GSM firmware hacking

Nils Faerber nils.faerber at kernelconcepts.de
Mon Aug 11 16:39:41 CEST 2008


Sébastien Lorquet schrieb:
> getting cell information is far from firmware hacking :)
> Many modems have (maybe undocumented) AT commands to get that info.
> For me, GSM hacking is putting hands in the low level code itself.

Well, at least for Germany I would strictly advise *not* to do so.
Interesting it is, indeed.
But not advisable.

You would put yourself in big danger ending up in jail.

First of all the GSM bands are highly regulated bands. Doing something
there that interferes with regular traffic is strictly forbidden and
causes severe legal action.

Second the GSM network is pretty fragile - at least to what I learned
from some people that are supposed to know it. So sending wrong data to
the network may cause severe problems withing the GSM network, either
just your cell, your provider or the whole network in your region. In
that case you may again end up in jail.

All this of course if they get you. Chances are low but not impossible.

Sidestory to this: The radio traffic control was handled by the German
border patrol (Bundesgrenzschutz) which is now part of the federal
police (Bundespolizei). A friend of mine worked for the red cross and
was responsible for all the radio transmitters.

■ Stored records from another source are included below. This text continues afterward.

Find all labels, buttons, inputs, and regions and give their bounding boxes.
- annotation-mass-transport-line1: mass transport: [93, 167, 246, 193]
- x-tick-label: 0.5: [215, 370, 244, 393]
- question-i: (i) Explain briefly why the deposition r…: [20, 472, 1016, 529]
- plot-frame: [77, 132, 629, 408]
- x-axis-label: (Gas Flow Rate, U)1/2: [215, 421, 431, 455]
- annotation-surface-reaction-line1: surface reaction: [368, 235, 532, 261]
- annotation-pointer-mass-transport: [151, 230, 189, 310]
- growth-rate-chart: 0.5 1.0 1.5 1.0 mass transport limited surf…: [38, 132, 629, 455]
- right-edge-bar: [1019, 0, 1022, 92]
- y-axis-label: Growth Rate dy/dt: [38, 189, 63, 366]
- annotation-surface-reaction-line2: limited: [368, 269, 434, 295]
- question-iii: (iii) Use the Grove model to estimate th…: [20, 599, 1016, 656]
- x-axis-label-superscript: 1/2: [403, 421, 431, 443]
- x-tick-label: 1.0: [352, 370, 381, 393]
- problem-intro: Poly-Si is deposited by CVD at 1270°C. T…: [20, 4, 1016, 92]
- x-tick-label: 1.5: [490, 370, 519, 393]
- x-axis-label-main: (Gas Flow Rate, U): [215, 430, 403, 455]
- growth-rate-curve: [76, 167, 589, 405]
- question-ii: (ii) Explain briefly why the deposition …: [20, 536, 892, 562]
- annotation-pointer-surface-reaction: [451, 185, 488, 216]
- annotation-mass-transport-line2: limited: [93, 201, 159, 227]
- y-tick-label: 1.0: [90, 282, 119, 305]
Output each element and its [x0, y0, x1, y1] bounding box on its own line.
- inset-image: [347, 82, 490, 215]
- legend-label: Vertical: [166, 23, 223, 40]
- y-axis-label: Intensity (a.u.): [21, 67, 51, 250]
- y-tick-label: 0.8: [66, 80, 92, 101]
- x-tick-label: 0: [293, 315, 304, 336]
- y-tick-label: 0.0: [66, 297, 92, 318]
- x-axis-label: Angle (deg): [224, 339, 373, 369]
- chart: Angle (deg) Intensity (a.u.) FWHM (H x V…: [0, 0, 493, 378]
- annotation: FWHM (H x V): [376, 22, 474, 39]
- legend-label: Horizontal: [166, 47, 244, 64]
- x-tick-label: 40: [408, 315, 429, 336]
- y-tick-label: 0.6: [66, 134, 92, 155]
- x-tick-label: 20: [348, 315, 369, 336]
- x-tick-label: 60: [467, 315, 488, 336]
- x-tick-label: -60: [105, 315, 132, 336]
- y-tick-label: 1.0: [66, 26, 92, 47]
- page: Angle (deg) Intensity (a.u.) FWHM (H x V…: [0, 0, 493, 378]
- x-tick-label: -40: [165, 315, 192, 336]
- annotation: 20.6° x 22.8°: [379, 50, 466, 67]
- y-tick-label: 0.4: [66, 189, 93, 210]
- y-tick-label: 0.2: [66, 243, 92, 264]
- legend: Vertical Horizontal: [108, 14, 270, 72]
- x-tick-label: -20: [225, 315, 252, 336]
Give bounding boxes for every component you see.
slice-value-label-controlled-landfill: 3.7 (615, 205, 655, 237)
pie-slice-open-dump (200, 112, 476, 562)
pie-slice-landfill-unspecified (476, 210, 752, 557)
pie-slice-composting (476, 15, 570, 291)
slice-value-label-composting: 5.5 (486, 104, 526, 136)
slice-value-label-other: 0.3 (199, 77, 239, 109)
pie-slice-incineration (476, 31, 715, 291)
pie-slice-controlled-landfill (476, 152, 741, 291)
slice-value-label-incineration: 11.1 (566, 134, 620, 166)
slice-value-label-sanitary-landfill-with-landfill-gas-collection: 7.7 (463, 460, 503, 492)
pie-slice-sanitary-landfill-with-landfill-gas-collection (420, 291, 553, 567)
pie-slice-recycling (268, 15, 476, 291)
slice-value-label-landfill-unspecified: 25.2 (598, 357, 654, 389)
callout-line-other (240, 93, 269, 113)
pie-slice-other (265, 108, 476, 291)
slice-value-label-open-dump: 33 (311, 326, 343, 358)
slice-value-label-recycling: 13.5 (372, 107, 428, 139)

At a big event (several
hundred red cross people and a big truck as central coordination
station) they had a mal-behaving radio transmitter in the control
station (which was equipped with dozens of transmitters). The event has
not even begun the Border patrol knocked at their door. Coming in where
two not very nice looking guys and they carried a small pocket sized
device. They said that one of the transmitters had a failure, ran around
with their pocket gadget and after some seconds pointed at one of the
transmitters and said "Switch off that device - now.".
They located the station-truck through the whole city without knowing
about the event - they simply measured it. For this they had a
Volkswagen "Bus" (aky Bulli) with a slightly extended roof, just 4-5cm
thick. Under that extended roof, they explained, hundreds of small
dipole antennas where located which allowed very precise measurements of
signal strengths and directions. It worked quite well...

So what shall this story tell?
As soon as you operate a redio transmission device you can be localised
*very* easily. If you do something *almost* harmful to the GMS net, the
operator may recognise this and tell the cell number (and thus rough)
region to the authorities and they can handle the rest.

So again, it is very very interesting but without *very* good knowledge
of the GSM standards (low-level baseband that is) and very good
knowledge about the hardware you are dealing with (the NEO baseband
hardware) I would not touch it. Any mistake you do can take you directly
to court or jail. And in the days of security panics and terrorist
paranoia you might even end up as enemy of the state.